In our view, the Kurschners misinterpret this regulation. The regulation merely directs the Commission to determine whether subdividing the property will negatively impact the historic value of the site. The regulation does not mandate that the Commission apply a balancing test. Byerly v. Connor, 307 S.C. 441, 444, 415 S.E.2d 796, 799 (1992) (holding that the words of a regulation must be given their plain and ordinary meaning without resort to subtle or forced construction to limit or expand the regulation’s operation). The Commission found that subdividing Sarsfield would negatively impact the historical value of the property, and evidence in the record supports this finding. Furthermore, in addition to § 156.41(B)(2)(e), the Commission based its decision on several other regulations, as well as the City of Camden’s Comprehensive Plan. Thus, the Kurschner’s argument with respect to § 156.41(B)(2)(e) addresses only part of the Commission’s decision and cannot independently require reversal.
Finally, any issues regarding whether this decision constituted a taking without just compensation may not be considered at this time. This is a direct appeal from a decision regarding whether to uphold the Commission’s decision denying the Kurschner’s application to subdivide their property. Any resulting issues raised by the operation of that decision would be not be ripe for judicial review at this stage, and those issues should be litigated in a separate action. Waters v.
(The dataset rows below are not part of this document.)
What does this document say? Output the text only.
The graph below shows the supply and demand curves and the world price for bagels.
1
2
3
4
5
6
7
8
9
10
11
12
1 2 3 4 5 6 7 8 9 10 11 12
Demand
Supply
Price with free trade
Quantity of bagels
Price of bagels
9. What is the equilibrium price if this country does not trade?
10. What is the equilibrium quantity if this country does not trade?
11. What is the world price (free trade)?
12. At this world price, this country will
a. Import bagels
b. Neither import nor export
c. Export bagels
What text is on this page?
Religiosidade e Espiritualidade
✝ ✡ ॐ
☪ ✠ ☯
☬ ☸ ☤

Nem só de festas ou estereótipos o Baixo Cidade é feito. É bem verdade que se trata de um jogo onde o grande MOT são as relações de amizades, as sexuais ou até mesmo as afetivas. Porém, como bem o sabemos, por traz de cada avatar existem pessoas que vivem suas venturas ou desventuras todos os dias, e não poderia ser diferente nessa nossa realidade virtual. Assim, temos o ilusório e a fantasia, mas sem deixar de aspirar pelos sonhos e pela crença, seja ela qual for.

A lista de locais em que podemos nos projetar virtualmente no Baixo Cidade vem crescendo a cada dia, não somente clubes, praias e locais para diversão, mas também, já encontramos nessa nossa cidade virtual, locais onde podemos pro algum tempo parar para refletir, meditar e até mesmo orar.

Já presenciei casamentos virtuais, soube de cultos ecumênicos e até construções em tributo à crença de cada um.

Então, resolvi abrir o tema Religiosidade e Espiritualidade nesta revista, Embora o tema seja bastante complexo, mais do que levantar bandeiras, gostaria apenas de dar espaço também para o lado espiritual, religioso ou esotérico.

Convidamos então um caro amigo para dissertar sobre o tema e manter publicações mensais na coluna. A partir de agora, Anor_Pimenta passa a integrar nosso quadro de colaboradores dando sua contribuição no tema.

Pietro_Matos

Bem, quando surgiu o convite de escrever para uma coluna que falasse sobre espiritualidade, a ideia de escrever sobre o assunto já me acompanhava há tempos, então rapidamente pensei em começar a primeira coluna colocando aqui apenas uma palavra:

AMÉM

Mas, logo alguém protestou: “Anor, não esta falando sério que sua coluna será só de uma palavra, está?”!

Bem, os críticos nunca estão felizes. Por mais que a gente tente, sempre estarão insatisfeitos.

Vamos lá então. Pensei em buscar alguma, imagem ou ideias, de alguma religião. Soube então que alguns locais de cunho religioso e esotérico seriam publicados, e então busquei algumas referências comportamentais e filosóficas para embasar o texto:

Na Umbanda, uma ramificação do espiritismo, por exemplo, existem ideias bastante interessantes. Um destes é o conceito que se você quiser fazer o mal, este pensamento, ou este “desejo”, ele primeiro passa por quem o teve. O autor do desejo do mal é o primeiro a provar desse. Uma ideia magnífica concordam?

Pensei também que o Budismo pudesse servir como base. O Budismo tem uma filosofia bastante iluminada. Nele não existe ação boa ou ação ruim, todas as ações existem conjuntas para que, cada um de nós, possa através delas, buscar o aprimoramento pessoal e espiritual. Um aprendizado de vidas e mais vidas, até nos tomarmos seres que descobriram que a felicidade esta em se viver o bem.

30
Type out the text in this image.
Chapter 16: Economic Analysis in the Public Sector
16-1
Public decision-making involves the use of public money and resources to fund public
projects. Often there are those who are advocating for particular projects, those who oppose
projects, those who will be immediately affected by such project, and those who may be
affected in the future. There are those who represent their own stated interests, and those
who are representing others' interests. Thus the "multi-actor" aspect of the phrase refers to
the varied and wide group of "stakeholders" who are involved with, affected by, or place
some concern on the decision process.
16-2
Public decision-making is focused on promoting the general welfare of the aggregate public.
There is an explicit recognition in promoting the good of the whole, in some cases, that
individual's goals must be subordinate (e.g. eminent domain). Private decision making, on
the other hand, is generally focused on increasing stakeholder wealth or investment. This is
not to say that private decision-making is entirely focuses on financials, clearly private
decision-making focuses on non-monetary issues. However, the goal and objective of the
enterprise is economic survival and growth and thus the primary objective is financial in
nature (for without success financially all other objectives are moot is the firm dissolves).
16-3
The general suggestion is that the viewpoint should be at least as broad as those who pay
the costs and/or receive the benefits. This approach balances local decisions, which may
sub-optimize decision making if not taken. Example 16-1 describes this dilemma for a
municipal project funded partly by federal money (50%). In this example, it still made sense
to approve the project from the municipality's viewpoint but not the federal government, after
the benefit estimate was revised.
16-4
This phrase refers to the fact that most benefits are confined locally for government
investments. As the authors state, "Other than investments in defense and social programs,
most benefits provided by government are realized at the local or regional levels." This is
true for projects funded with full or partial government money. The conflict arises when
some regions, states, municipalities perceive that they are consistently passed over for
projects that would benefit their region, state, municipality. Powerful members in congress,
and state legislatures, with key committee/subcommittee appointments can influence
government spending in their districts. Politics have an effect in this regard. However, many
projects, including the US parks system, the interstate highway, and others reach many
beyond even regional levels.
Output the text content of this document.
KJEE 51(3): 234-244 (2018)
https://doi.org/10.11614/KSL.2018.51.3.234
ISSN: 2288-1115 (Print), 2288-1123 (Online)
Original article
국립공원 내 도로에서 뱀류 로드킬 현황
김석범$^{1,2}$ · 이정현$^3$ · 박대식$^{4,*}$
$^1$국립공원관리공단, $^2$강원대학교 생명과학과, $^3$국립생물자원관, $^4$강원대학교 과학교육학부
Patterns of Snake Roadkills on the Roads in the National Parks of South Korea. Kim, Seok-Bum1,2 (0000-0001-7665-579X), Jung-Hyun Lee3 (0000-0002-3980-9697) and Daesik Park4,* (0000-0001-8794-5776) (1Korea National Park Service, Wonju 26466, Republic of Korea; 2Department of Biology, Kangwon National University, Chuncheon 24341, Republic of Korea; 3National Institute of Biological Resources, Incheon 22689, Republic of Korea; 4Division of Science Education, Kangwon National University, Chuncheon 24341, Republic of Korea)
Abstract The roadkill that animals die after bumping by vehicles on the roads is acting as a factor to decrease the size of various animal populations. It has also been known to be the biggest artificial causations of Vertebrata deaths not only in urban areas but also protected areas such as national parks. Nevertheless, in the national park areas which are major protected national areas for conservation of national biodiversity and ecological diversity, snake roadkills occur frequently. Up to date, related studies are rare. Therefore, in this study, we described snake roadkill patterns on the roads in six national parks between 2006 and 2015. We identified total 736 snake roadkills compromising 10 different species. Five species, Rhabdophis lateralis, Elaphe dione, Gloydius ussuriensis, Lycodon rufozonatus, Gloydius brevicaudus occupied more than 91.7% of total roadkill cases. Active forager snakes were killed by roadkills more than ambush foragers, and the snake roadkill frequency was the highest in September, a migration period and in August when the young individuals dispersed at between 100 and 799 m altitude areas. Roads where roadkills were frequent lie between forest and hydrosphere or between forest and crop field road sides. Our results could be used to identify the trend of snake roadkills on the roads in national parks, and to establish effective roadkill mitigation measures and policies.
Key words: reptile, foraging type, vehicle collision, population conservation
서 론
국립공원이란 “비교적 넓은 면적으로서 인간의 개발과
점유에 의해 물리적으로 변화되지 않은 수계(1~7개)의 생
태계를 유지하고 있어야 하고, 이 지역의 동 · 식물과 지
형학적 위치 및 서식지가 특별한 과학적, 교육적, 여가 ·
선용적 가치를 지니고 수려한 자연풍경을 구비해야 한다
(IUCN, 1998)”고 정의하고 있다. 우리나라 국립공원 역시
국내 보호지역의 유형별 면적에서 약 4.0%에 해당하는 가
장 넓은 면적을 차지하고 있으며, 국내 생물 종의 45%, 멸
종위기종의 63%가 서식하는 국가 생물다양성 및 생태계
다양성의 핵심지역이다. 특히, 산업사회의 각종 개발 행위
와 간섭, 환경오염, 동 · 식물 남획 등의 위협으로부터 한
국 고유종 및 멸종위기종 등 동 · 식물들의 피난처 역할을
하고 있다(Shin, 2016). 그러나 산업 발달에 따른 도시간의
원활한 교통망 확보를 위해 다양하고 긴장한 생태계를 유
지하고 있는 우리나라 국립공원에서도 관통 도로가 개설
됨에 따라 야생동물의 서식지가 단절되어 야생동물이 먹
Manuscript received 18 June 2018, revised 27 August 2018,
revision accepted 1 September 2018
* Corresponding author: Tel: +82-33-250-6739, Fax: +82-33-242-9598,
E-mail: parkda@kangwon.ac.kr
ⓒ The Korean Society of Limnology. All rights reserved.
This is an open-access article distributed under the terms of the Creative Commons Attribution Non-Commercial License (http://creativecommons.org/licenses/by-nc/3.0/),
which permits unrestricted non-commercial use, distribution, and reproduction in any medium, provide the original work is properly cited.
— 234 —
S.C. Land Resources Conservation Com’n, 321 S.C. 219, 227, 467 S.E.2d 913, 917-18 (1996) (holding that a justiciable controversy is a real and substantial controversy which is ripe and appropriate for judicial determination, as distinguished from a contingent, hypothetical or abstract dispute).
Therefore, we uphold the Commission’s decision because it is not controlled by an error of law and it is supported by evidence in the record. See § 6-29-840 (“In determining the questions presented by the appeal, the court must determine only whether the decision of the board is correct as a matter of law.”).
For the foregoing reasons, we affirm the Commission’s decision in denying the Kurschner’s application to subdivide their property.
MOORE, WALLER, PLEICONES and BEATTY, JJ., concur.
 Chestnut is the author of A Diary from Dixie, which she wrote while living at Sarsfield.
 Pursuant to Rule 203(d)(1)(A)(ii), SCACR, a party may file a direct appeal in this Court from “[a]ny final judgment involving a challenge on state or federal grounds to the constitutionality of a state law or county or municipal ordinance where the principal issue is one of the constitutionality of the law or ordinance.”
 The Kurschners filed a motion to argue against precedent and urge this Court to revisit Fairfield Ocean Ridge and hold that the any evidence standard of review violates procedural due process. The Kurschners have failed to present a compelling argument to overturn that case and we therefore decline to do so.